Mit klaren Grundsätzen hat der mittlerweile 68 Jahre alte Patriarch Robert Kiepert den Familienbetrieb zu der führenden Buchhandlung Berlins ausgebaut: Das Geschäft sei erstens ein Familienunternehmen, zweitens immer am Markt orientiert. „Mühe, Arbeit und Fleiß“ hätten den Buchhändler dorthin gebracht, wo er jetzt stünde, aber nicht die Liebe zu Büchern, die überläßt er seinen Abteilungsleitern. Kurz bevor die große Konkurrenz in Gestalt des Kulturkaufhauses Dussmann, der Bücherketten Thalia und Hugendubel ihre Geschäfte in Berlin aufnimmt, feiert Kiepert sein 100jähriges Jubiläum.

In nüchtern-sachlichem Ambiente erstreckt sich das Angebot an Sachbüchern von Arbeitsrecht bis Zeitgeschichte, Belletristik und Landkarten auf mehr als 5.000 Quadratmetern – in fünf Filialen. Und im Gegensatz zu den „Bücher-Warenhäusern“, betont Kiepert, hätte er vor allem auch kleine Verlage im Angebot – auch wenn diese geringere Gewinne böten.
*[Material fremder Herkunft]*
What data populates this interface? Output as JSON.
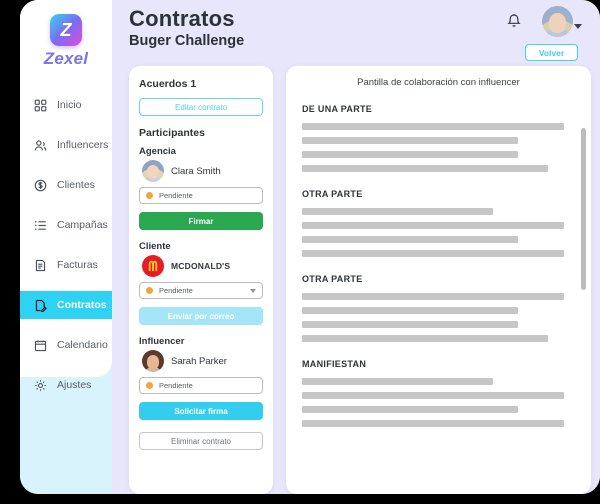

Im Jahr 1897 von dem Laienprediger Engelhard Ostermoor als Buchhandlung der Stadtmission gegründet, übernahm Robert Kiepert Senior das Geschäft tatsächlich erst im Jahr 1912. Als Universitätsbuchhandlung mit technischem Schwerpunkt überstand Kiepert den Nationalsozialismus zunächst unbehelligt, brannte aber im Jahr 1943 nach einem Bombenangriff aus. Erst 1956 zog die Buchhandlung von ihrem Ausweichquartier wieder in die Hardenbergstraße. Zehn Jahre später, nach dem Tod des Seniors, übernahm der Junior die Buchhandlung. Seine Philosophie ist ganz einfach: „Wir haben jede Marktentwicklung mitgemacht.“

Den Lesehunger der siebziger Jahre beantwortete Kiepert mit einem eigenen Geschäft für Taschenbücher. Belletristik war noch in den sechziger Jahren kein Thema. „Nur zu Weihnachten haben wir einen Drehständer mit Bestsellern und Geschenkbänden aufgestellt, damit die Professoren ihren Gattinnen noch etwas mitbringen können.“

Bei den Fachbüchern, so scheint es, hat Kiepert jeden technischen Fortschritt mit einer Vergrößerung der Verkaufsfläche quittiert. Nach dem Bauwesen kam der Maschinenbau hinzu, später Kunststofftechnik und Atomphysik. Nach dem Mauerfall erweiterte Kiepert zu allererst seine Reiseabteilung, was den MitarbeiterInnen eine Konjunkturzulage bescherte. Heute nimmt neben der Sprachenabteilung die EDV selbstverständlich den größten Raum ein. Bei den Gesellschaftswissenschaften kann gerade noch die Zeitgeschichte mithalten.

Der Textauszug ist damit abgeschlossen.